KOMPAS.com – Indonesia’s Ministry of Tourism and Creative Economy has struck a partnership with Malaysia as the ASEAN founding members attempt to win back tourists post-pandemic.
The ministry's Deputy of Marketing Nia Niscaya said that Indonesia and Malaysia must show the world that they have mitigated the spread of the Covid-19 virus.
As part of the bilateral cooperation, Nia Niscaya underlined the importance of both countries to concretely control the Covid-19 virus.
“This is something important in order to build trust among tourists for each respective country. Trust is the new currency in the new normal,” Nia Niscaya stated.
Although the coronavirus pandemic has ravaged both Indonesia and Malaysia, it has pushed both ASEAN countries to work together.
The creation of a tourism corridor between both countries has been the fruit of such labor.
The coronavirus pandemic has changed tourist behavior post-pandemic, tourists are expected to prefer short-haul travels.
The close proximity of Malaysia makes it an ideal partner to reignite international tourism.
Malaysia is one of Indonesia’s biggest markets in terms of international tourists.
In 2019, Indonesia recorded around 2.09 million tourists from Malaysia.
This adds greater significance for Indonesia and Malaysia to partner up and revive their tourism sectors post-pandemic.
“Indonesia and Malaysia have a long history of partnerships in several sectors especially tourism,” said Nia Niscaya.

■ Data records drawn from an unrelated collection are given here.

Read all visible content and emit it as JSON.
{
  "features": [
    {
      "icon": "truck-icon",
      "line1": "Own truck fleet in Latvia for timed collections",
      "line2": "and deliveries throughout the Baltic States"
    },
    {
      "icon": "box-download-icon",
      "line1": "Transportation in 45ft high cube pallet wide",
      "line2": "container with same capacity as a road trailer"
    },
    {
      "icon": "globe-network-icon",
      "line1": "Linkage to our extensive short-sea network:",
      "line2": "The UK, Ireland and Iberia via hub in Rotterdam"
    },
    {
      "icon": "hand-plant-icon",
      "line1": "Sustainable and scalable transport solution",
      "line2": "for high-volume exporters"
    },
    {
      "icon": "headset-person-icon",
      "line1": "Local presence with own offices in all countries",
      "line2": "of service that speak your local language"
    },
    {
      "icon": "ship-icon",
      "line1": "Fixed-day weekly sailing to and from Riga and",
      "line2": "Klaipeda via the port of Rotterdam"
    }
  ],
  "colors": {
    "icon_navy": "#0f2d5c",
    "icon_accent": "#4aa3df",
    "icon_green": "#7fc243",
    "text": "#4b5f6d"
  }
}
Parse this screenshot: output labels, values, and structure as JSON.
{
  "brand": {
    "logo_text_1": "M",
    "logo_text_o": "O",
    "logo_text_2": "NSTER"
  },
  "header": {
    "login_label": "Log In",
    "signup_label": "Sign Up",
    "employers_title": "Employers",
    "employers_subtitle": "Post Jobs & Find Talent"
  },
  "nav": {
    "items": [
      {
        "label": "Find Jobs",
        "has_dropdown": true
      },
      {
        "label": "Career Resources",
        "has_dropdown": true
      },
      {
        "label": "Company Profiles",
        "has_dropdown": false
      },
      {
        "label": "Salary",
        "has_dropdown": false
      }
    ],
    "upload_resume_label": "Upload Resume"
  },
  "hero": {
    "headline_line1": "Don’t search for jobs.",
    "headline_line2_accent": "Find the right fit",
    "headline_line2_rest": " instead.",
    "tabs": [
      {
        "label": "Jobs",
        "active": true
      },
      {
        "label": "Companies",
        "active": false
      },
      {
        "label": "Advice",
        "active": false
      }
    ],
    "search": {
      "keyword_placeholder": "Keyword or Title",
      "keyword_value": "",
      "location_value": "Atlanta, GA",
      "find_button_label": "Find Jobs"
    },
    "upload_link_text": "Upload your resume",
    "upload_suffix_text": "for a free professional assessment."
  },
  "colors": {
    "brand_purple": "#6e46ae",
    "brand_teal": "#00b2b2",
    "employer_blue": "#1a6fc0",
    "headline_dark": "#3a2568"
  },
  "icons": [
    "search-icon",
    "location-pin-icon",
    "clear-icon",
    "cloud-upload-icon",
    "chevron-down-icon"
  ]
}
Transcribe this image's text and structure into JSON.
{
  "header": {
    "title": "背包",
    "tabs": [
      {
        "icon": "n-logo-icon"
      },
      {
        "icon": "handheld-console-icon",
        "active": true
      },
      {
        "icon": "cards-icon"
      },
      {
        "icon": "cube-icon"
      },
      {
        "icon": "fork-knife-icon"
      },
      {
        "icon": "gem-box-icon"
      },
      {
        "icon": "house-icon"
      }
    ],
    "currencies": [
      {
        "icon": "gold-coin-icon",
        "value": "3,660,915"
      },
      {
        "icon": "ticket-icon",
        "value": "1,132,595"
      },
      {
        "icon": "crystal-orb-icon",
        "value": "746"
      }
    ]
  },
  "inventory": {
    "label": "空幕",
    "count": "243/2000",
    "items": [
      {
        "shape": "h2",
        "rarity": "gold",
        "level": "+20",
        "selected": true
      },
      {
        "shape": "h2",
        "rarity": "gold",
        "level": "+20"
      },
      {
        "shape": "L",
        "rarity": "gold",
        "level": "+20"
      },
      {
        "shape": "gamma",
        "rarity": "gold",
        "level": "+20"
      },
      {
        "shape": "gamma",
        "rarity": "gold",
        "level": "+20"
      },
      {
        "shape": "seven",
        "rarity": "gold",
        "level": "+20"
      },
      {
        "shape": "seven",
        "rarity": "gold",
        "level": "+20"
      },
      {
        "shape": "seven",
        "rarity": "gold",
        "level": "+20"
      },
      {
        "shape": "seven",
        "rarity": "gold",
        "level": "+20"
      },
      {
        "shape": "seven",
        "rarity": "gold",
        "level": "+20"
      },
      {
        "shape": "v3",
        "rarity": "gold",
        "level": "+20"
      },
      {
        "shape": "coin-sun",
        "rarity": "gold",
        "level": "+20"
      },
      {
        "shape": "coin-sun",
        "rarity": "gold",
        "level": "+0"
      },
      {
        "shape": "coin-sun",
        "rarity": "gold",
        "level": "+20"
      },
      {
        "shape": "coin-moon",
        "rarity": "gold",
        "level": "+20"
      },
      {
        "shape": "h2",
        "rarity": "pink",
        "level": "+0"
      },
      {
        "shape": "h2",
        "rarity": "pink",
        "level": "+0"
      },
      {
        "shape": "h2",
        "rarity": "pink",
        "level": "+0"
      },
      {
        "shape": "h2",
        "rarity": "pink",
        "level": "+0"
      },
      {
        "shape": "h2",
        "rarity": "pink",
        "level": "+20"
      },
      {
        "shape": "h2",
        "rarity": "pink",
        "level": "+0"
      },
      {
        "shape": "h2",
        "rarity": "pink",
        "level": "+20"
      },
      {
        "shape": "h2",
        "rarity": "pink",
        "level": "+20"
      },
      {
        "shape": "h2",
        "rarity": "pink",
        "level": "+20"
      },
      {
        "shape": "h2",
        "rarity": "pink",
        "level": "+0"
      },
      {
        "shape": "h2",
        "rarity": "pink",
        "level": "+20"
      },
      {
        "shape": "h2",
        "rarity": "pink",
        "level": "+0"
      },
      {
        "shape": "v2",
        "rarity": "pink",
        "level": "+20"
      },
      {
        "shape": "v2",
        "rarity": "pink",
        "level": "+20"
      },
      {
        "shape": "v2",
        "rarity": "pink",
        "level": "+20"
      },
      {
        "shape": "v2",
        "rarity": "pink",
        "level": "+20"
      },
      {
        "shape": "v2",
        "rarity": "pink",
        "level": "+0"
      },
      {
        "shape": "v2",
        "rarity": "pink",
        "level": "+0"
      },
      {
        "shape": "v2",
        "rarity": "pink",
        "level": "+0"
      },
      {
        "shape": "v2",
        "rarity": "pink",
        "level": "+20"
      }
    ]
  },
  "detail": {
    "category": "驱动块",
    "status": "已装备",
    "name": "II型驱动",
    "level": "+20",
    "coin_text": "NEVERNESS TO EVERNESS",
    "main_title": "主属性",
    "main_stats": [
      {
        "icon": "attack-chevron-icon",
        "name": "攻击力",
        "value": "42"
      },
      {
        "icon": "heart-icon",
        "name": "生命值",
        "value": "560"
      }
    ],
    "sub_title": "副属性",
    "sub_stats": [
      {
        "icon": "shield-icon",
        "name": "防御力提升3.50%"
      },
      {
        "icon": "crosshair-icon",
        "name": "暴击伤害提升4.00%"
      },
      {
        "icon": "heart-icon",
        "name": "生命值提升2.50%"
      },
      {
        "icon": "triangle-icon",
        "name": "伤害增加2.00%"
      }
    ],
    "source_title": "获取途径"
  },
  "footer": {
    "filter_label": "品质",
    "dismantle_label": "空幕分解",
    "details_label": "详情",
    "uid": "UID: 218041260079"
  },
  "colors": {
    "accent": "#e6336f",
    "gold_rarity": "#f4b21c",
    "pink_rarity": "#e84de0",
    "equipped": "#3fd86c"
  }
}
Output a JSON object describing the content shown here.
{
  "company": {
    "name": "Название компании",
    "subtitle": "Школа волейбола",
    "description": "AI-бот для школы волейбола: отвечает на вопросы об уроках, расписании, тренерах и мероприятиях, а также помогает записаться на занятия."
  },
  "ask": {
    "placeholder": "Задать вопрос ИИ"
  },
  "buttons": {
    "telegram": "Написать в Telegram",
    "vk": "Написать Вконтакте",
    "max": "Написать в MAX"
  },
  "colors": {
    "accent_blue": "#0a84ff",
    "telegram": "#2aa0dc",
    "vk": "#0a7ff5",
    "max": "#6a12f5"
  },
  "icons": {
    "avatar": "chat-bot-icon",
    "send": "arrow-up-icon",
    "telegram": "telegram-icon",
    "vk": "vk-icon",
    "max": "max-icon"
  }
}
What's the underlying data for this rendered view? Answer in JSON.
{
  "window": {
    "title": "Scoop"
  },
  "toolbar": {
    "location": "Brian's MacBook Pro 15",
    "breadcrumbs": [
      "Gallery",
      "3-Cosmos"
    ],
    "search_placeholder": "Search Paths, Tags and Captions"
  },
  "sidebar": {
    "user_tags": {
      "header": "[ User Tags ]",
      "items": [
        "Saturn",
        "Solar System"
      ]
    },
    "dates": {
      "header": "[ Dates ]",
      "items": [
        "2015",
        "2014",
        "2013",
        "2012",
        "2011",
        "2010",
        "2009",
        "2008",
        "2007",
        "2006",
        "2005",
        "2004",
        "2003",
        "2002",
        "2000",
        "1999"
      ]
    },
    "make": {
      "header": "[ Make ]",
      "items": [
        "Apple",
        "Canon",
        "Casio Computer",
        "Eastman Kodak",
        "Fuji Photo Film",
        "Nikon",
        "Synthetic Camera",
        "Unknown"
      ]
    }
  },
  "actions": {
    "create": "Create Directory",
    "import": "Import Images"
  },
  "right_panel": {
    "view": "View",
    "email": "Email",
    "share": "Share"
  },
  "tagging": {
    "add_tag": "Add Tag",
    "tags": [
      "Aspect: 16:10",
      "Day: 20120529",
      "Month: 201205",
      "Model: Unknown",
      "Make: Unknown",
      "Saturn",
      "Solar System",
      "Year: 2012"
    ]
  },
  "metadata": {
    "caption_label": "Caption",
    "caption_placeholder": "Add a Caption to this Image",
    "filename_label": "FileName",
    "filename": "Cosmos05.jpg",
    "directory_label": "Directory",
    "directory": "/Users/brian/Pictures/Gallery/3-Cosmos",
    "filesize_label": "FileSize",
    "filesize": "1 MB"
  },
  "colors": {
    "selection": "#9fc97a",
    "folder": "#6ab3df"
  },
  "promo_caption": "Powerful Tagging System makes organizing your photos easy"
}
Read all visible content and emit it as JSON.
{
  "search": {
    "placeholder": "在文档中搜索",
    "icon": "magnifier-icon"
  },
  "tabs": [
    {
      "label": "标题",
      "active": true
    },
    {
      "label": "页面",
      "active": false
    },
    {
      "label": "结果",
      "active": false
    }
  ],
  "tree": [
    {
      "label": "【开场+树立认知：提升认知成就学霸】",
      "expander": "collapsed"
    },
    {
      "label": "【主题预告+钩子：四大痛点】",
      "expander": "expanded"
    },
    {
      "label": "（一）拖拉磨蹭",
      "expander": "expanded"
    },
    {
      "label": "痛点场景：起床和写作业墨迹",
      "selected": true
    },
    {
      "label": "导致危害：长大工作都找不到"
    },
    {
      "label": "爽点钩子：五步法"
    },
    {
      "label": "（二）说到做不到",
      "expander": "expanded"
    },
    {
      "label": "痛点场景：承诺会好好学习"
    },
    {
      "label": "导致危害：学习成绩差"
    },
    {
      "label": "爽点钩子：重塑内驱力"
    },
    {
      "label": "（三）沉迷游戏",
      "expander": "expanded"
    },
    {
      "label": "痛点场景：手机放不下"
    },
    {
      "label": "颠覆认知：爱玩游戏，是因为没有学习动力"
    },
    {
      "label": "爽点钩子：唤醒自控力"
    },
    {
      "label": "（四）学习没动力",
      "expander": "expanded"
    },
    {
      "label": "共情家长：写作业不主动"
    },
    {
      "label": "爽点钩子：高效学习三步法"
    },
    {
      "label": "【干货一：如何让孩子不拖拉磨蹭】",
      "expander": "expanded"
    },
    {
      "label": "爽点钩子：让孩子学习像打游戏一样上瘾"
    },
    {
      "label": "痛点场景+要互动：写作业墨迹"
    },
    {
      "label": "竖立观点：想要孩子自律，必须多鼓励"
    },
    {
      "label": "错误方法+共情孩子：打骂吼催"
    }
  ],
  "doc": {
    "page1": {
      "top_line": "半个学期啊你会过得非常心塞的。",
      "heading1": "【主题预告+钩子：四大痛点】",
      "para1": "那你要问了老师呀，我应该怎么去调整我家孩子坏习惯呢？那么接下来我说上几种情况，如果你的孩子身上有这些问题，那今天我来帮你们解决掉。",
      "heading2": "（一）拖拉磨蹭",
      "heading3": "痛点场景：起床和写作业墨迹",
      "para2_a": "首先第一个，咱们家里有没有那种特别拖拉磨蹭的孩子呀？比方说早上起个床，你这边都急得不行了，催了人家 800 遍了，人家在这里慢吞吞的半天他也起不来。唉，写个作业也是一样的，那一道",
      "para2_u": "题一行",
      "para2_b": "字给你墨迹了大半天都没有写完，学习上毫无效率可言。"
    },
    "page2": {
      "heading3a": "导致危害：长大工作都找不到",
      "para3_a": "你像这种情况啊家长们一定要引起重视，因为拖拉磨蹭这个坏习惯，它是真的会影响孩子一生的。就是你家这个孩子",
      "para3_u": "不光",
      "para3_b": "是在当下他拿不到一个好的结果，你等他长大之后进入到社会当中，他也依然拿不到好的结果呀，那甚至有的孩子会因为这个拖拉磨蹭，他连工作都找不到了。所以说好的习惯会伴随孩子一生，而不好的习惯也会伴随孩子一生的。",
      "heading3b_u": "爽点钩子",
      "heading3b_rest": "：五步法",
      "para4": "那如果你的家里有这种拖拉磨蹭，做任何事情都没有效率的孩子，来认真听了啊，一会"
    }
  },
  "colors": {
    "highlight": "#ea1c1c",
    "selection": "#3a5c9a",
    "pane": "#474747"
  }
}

Until the borders of both ASEAN countries reopen, Malaysia will focus on its domestic market through the government’s ongoing programs.
Health protocol preparation
Indonesia’s tourism ministry has prepared a handbook designed for stakeholders in the tourism and the creative economy sectors.
The handbook, titled "Cleanliness, Health, and Safety," takes reference from the global standards of Covid-19-related health protocols.
Read also: Bali Tourism Remains Closed Amid Pandemic
It contains more detailed protocols than those drafted by Indonesia’s Ministry of Health. The application of the handbook is hoped to be able to gain the trust of tourists.
For Nia Niscaya, gaining the trust or confidence is the key to a fast recovery hence must be given attention then implemented.
Malaysia has received the full support of the country’s tourism industry stakeholders to take advantage of various digital platforms.
These channels will be used to enforce health protocols, surveillance purposes, and for promotional campaigns.
“Malaysia has enjoyed the partnership with Indonesia all these years and is committed to improving upon it in the future,” said Malaysia’s Minister of Tourism, Art, and Culture, Dato’ Sri Nancy Shukri.